Choosing the Right Bank Account
When shopping for a new account, you'll find there are an increasing number of ways to manage your money. Banks offer a wide range of checking and savings accounts. Some are basic. Some pay interest. Others do not.
So what type of account is right for you? The answer depends on a number of factors:
- Why do you need the account?
- How often are you going to write checks?
- How often will you need access your money?
By answering these types of questions, you'll be able to establish a few criteria for picking an account.
The following list provides a good starting point for your analysis.
Checking accounts offer you a convenient way to pay for bills and other expenses.
Some pay interest if you maintain a minimum monthly balance. Others do not. Whatever your requirements, you should be able to find an account that meets your needs. There are many to choose from.
- Basic Checking Accounts. Also known as a "No Frills" bank account. With this type of account, you get a limited set of services for a small price. You may be charged a fee for each check you write over a certain limit or you may just be charged a monthly fee. Some banks will require you to set up a direct deposit or maintain a minimum balance in order to avoid a monthly fee. Basic checking accounts normally don't make interest payments to their customers.
- Interest-Bearing Checking Accounts. The higher balance you maintain in these type of accounts, the more interest you will earn. If your balance drops below a preset level, you'll be charged a hefty monthly service fee. Interest-bearing accounts normally offer unlimited check writing privileges as long as you comply with the requirements.
- Money Market Accounts. Money market accounts normally invest in short-term obligations such as commercial paper, CDs, or Treasury bills. These type of accounts usually pay a higher rate than checking or savings accounts and a lower rate than CDs. Rates vary according to current market conditions. Money market accounts are different than money market funds for several reasons. First, they are insured by the FDIC. Second, money market accounts are not charged the normal management fee that funds will incur. Money market accounts also place a tighter limit on check-writing privileges (often just 3 per month). They may charge you a maintenance fee if your balance drops below a preset level.
- Asset Management Accounts. Asset management accounts are a type of checking account offered by many brokerage houses and banks. They offer the convenience of one account to take care of all your banking and investment needs. Asset management accounts normally provide unlimited check-writing priveleges and a comprehensive end-of-year statement that documents all of your transactions. Many financial institutions require a higher minimum balance to open an asset management account. You should expect to pay an annual fee.

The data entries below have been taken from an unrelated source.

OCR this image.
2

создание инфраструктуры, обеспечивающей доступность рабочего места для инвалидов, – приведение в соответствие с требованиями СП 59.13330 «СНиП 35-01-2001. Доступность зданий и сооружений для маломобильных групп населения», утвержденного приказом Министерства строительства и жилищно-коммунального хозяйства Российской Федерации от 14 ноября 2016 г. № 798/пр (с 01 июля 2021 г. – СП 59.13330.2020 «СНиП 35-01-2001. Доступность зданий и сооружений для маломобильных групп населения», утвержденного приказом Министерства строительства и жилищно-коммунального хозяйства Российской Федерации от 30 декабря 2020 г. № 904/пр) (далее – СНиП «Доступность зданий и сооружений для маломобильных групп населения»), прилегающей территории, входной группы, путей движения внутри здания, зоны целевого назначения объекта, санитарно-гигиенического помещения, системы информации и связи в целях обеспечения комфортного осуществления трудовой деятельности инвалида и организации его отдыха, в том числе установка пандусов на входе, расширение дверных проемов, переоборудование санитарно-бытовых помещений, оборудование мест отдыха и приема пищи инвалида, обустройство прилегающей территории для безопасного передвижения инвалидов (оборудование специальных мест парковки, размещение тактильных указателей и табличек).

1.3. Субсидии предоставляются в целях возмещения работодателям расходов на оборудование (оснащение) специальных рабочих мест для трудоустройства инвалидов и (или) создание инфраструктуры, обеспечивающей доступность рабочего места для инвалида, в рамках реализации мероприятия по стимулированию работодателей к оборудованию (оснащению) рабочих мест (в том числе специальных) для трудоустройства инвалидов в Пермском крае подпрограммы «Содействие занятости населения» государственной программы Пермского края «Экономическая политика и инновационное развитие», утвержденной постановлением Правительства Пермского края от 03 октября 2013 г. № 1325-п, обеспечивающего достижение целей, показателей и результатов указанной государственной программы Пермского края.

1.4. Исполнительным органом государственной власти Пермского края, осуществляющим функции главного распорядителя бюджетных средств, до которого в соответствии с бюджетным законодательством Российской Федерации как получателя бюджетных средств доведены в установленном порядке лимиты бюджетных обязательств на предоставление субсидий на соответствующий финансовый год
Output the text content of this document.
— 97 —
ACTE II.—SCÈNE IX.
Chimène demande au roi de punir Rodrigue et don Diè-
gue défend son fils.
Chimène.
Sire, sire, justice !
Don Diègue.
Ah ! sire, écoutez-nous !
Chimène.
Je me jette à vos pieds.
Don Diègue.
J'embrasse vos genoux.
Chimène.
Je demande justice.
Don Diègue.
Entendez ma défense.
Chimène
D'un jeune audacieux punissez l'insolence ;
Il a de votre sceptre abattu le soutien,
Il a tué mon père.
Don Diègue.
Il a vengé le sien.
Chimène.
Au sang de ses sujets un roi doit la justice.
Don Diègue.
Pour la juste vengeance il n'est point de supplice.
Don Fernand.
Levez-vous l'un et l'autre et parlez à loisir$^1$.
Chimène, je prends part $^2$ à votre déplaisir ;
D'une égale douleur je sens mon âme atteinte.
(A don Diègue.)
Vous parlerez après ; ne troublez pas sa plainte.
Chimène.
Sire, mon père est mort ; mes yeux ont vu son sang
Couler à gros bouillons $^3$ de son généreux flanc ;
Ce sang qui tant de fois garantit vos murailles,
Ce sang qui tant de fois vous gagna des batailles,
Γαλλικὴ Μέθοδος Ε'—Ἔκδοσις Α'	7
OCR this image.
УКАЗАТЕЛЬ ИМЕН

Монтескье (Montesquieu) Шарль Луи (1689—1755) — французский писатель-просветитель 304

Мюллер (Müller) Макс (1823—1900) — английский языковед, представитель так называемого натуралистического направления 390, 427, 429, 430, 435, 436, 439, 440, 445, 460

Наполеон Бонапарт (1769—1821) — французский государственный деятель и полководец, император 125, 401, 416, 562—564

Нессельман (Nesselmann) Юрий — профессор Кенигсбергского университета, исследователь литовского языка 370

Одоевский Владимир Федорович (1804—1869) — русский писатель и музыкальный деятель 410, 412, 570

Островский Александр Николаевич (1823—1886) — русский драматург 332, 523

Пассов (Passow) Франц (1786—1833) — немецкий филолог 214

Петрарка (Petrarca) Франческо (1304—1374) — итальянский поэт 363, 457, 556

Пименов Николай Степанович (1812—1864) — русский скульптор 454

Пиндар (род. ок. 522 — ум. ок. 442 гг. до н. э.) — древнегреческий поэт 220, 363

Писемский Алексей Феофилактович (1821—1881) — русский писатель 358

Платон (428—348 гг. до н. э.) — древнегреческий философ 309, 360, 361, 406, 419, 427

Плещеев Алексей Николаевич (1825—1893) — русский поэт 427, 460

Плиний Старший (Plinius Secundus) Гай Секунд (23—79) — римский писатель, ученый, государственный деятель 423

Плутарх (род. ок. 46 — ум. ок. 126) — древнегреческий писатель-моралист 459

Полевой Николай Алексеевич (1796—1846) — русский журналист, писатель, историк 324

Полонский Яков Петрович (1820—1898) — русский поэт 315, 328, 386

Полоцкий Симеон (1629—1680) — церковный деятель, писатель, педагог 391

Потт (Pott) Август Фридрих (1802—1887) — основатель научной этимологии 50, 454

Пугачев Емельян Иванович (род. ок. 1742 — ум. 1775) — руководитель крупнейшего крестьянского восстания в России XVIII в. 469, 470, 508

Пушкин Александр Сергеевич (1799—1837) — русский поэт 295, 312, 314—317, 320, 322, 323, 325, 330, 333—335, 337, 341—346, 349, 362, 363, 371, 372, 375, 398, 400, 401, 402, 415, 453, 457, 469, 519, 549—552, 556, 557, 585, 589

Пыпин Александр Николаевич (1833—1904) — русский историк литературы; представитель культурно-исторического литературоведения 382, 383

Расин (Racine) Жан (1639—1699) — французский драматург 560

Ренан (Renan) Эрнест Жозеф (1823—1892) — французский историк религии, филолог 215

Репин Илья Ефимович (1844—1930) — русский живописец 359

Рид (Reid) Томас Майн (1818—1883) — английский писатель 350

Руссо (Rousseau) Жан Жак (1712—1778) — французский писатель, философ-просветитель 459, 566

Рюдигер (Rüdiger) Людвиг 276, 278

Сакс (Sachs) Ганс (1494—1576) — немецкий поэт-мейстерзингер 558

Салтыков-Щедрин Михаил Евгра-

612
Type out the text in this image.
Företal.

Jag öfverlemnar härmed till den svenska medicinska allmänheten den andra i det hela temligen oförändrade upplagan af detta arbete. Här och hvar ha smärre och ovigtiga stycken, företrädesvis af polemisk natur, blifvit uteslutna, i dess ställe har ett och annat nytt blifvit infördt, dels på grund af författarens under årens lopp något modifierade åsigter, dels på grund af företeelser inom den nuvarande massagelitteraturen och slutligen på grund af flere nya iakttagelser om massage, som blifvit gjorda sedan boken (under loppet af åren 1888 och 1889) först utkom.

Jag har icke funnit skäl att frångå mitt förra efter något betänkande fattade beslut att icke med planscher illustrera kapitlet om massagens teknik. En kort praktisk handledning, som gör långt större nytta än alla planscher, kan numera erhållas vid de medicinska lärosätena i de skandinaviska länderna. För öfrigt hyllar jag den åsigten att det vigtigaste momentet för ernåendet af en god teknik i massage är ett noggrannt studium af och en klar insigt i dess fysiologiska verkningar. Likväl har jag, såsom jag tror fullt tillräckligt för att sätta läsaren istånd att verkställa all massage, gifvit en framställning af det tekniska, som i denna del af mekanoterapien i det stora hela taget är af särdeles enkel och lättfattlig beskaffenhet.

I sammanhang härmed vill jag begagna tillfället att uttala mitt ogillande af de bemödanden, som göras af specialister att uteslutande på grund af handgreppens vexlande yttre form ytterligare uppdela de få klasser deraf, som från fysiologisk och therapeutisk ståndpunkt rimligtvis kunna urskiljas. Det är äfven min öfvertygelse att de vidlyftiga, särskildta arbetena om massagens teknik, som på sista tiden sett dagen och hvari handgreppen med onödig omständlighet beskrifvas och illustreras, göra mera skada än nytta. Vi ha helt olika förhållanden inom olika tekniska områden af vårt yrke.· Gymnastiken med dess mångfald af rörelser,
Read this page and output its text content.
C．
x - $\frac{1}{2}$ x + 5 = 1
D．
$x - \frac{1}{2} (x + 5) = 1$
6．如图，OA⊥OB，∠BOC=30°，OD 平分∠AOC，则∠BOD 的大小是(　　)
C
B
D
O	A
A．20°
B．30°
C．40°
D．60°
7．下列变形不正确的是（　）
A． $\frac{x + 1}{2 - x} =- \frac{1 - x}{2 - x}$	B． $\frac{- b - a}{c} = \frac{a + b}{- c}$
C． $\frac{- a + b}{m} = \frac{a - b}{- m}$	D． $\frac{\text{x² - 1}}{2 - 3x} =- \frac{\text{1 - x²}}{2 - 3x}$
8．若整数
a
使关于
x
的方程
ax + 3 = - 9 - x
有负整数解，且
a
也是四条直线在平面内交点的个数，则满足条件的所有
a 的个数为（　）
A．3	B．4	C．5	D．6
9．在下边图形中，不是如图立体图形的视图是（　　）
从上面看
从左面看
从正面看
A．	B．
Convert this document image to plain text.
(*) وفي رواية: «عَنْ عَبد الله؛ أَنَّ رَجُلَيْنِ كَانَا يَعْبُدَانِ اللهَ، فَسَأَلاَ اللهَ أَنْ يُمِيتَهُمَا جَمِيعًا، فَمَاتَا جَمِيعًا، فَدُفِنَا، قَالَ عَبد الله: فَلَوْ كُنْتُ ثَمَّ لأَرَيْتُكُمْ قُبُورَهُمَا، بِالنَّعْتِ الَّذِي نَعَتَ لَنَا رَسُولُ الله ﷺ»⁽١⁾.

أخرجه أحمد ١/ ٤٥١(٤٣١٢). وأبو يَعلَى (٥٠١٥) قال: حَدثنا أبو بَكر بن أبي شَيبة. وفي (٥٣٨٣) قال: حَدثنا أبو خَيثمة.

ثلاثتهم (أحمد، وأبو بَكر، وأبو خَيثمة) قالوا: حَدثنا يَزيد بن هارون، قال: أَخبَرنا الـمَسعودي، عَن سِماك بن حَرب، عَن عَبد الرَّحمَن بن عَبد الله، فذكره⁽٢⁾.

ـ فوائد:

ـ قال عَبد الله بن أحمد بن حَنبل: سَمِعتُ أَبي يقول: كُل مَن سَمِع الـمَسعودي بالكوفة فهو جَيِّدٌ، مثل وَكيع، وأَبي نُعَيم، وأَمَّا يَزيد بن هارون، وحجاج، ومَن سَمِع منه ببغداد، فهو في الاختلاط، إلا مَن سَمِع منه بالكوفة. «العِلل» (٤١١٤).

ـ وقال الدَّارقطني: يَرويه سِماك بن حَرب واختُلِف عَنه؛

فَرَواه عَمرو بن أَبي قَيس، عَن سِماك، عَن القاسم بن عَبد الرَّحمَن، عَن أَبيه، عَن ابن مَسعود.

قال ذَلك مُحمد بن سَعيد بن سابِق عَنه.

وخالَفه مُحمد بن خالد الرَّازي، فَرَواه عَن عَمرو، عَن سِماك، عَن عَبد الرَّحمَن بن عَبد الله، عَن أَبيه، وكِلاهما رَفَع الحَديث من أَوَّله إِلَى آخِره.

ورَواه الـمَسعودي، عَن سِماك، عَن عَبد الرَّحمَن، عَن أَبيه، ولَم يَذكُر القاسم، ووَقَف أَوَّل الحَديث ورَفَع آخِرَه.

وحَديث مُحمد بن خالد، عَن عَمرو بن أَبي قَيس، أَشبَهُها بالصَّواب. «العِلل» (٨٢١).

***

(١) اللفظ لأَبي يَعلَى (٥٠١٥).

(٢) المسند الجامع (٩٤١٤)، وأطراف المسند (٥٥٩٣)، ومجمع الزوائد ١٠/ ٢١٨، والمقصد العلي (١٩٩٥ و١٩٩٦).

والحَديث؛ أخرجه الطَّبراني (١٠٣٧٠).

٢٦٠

Banks typically offer two kinds of savings accounts: passbook and statement. Each pays interest to encourage you to keep your money in the account. You're allowed to make deposits or withdrawals with savings accounts, but you can't write checks. Savings generally pay lower rates than money market accounts or CDs.
- Passbook Savings. This is a traditional savings account. Transactions occurring within the account (including interest deposits) are logged in a small booklet that you keep. If you ever lose the booklet, you'll be charged a fee to replace it. Passbook savings are generally offered by banks, savings and loans, and credit unions. They offer a low interest rate and usually don't allow check-writing. Many charge minimum balance fees.
- Statement Savings. This type of savings account is similar to passbook savings with one exception. Instead of a booklet, your bank mails you a statement documenting all of your transactions. The statement usually arrives on a monthly or quarterly basis depending on your bank. Statement savings accounts also charge minimum balance fees.